I was stunned. “Well, that’s when you stop assuming I live my life the same way you do,” I wanted to say. Of course I didn’t say that. I was filled with salmon and chocolate mousse and rage. I knew better than to say what was on my mind.
So I threw my head back, laughed and told him I hadn’t thought of it that way. It was the kind of response that begged for a change of subject. Fortunately, dinner was almost over. Unfortunately, that wasn’t the first time somebody has confronted me about my decision to keep my last name. People rarely ask me about my new name, but those who do almost never respect my choice to remain Samantha Jones.
“What are you going to do when you have kids?” an acquaintance scoffed when I told her.
“We’re going to hyphenate, probably,” I said.
“Eww, I hate hyphenated last names,” she said. “Your poor kids.”
My children don’t exist yet, and this woman already pities them because they’ll have two last names. There’s being judgmental, and then there’s this. It’s a whole new level of judgment. If life were a video game, she would be ready to defeat Bowser.
“You have no idea how much this hurts your husband,” another acquaintance said. “You should do this for him.”
I didn’t tell her about how Gideon and I discussed that very idea two months into our relationship ... when I told Gideon I could never take anybody else’s name, and he said he didn’t expect me to. He knew then that it would go against my nature to change my last name. He respected that decision, and it’s one of the many reasons I love him.

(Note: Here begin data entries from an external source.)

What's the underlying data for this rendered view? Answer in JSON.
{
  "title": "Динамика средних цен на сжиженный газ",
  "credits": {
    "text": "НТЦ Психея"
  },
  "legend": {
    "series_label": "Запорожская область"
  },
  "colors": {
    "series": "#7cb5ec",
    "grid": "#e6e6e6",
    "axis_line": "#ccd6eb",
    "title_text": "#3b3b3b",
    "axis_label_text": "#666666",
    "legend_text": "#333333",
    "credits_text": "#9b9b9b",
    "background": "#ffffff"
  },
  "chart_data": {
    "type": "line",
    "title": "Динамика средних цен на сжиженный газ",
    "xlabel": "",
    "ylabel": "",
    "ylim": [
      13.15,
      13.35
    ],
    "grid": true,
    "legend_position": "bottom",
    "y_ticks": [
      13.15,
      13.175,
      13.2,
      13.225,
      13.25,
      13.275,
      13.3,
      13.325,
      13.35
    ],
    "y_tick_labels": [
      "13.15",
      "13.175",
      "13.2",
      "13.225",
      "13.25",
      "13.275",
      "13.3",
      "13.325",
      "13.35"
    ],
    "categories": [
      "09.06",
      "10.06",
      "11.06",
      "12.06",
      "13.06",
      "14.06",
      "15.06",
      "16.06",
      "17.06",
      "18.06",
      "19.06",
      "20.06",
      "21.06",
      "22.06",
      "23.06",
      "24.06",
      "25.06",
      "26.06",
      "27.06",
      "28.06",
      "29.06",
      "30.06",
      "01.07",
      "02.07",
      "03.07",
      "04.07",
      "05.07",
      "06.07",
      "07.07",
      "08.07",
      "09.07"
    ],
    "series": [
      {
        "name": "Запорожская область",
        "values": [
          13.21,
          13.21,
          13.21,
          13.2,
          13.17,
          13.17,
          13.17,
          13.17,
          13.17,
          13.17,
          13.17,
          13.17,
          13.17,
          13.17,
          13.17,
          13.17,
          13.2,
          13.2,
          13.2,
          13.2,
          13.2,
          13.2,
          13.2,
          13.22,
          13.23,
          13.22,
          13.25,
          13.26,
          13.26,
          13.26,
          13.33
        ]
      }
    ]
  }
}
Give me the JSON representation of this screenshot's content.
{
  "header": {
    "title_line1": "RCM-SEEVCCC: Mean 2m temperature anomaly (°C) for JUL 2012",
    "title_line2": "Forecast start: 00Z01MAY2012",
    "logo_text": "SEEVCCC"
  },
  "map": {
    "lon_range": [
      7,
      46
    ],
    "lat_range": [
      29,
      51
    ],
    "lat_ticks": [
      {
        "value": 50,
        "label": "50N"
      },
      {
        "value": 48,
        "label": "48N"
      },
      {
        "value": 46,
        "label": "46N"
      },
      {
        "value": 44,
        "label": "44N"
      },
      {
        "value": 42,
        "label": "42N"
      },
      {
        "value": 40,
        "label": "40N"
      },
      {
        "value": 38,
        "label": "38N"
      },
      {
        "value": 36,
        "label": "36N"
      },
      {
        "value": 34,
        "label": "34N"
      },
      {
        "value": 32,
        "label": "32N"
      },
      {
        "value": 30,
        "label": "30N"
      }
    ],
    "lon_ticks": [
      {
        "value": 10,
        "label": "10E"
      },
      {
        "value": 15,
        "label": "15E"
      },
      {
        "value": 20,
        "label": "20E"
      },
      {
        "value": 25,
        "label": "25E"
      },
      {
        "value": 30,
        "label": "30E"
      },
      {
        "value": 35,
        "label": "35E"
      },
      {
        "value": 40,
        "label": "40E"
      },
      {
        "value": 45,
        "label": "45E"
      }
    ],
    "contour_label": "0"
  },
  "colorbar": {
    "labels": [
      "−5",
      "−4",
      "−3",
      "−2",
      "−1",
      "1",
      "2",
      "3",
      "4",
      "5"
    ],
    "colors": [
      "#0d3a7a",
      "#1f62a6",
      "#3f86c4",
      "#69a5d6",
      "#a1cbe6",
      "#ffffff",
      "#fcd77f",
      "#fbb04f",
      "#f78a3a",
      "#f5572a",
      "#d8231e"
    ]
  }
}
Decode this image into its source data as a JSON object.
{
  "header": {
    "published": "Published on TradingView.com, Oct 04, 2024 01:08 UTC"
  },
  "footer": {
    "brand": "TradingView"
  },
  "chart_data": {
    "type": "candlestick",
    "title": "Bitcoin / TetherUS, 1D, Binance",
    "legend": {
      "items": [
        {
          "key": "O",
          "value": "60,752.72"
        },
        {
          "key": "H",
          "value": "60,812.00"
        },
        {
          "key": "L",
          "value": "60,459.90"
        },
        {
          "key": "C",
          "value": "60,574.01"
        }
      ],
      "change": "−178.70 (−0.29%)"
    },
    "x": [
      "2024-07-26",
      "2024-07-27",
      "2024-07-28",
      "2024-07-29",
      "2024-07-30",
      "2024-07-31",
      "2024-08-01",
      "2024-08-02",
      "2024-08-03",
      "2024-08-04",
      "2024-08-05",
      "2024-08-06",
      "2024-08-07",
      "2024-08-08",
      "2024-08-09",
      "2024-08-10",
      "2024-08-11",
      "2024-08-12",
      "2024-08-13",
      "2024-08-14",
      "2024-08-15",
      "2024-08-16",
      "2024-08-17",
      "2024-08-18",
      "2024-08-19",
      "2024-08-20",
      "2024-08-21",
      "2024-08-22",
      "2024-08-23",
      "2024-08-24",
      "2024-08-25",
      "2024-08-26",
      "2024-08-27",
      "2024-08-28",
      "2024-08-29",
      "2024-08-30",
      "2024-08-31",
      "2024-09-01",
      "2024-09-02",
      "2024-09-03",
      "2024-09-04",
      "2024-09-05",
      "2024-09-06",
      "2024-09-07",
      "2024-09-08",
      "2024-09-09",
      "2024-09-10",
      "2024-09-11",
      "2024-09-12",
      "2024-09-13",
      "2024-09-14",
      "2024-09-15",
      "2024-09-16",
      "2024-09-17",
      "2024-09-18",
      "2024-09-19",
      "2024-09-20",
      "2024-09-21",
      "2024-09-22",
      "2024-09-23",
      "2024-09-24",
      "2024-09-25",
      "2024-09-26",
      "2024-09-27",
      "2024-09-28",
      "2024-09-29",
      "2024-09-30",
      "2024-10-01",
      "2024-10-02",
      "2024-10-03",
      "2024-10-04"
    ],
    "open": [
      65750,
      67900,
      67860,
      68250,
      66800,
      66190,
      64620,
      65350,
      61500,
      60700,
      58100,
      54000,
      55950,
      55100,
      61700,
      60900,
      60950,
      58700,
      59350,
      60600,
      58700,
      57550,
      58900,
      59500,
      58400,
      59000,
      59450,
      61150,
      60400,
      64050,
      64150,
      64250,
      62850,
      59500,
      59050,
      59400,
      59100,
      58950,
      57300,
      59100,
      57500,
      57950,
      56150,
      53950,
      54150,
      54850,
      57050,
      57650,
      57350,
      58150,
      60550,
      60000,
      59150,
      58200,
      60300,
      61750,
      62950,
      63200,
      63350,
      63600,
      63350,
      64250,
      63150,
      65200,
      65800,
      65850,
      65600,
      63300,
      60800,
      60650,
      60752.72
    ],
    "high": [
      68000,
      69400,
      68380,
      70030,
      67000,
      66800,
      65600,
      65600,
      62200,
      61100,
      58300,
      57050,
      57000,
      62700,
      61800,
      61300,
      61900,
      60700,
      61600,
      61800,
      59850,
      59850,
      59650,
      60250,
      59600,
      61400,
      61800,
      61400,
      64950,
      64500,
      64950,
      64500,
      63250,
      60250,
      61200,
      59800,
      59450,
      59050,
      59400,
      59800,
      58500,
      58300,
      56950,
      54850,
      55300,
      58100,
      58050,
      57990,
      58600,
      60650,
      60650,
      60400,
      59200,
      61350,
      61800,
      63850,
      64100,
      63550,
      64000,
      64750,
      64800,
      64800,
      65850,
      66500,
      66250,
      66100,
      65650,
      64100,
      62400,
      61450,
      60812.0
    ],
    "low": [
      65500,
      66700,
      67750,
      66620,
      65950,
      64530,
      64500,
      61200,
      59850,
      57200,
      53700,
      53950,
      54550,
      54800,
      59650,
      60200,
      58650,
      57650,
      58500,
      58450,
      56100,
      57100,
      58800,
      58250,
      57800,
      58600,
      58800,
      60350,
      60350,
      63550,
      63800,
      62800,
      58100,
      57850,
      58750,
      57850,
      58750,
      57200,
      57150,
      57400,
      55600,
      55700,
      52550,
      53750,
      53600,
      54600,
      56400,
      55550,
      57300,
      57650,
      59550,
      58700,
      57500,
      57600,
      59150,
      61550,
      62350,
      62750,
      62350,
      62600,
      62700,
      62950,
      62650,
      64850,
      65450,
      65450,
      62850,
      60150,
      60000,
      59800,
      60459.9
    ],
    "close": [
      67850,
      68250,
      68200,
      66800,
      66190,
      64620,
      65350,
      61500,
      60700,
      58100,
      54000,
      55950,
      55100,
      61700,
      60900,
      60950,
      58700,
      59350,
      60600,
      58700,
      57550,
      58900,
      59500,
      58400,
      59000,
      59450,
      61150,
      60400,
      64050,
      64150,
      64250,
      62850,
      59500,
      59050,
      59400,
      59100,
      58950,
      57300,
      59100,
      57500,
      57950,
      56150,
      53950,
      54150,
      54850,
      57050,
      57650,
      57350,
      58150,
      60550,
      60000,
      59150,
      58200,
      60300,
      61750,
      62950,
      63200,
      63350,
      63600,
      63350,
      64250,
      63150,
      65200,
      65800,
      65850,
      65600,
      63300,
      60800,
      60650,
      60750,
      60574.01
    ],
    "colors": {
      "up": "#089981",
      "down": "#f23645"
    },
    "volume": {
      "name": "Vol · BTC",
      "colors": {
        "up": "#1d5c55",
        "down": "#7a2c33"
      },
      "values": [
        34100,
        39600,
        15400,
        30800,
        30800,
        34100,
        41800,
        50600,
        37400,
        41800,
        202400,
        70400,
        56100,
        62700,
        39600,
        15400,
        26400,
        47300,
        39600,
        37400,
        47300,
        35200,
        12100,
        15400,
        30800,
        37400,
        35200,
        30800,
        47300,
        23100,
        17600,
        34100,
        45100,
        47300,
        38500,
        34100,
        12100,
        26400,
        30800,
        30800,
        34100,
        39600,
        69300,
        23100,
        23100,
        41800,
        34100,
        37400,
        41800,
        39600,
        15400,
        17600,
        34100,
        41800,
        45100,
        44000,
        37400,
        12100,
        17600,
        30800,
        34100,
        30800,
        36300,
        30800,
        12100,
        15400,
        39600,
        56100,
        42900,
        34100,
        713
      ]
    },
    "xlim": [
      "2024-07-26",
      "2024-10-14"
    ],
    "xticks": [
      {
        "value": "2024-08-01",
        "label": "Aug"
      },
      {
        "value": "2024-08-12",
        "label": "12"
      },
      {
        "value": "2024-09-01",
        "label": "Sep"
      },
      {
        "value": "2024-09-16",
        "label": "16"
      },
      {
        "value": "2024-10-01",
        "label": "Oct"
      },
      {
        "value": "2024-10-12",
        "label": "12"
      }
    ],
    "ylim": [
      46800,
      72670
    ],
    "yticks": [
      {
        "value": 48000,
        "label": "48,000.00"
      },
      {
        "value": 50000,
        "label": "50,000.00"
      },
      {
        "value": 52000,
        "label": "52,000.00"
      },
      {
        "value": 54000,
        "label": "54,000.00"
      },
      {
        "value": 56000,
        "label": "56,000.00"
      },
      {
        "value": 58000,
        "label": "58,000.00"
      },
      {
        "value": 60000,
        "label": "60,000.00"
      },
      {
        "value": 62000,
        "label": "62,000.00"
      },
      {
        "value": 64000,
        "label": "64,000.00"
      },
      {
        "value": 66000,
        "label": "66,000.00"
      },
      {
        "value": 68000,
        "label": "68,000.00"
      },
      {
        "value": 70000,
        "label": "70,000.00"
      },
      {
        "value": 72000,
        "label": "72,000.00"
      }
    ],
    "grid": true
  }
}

Some people have called me “Mrs. Keas” or addressed me and Gideon as “Mr. and Mrs. Keas.” That’s not the kind of thing that upsets me. I understand there is a certain expectation of a married woman, traditionally and culturally. Most people are well-meaning. Others, like our dinner companion, are insulting.
I know it’s a non-traditional choice, even with more and more modern women making the same decision. Much of my life is non-traditional, though. I like it that way. More importantly, my name is an integral part of my identity. That hasn’t changed because I got married. There’s just another part of me now, a wonderful part.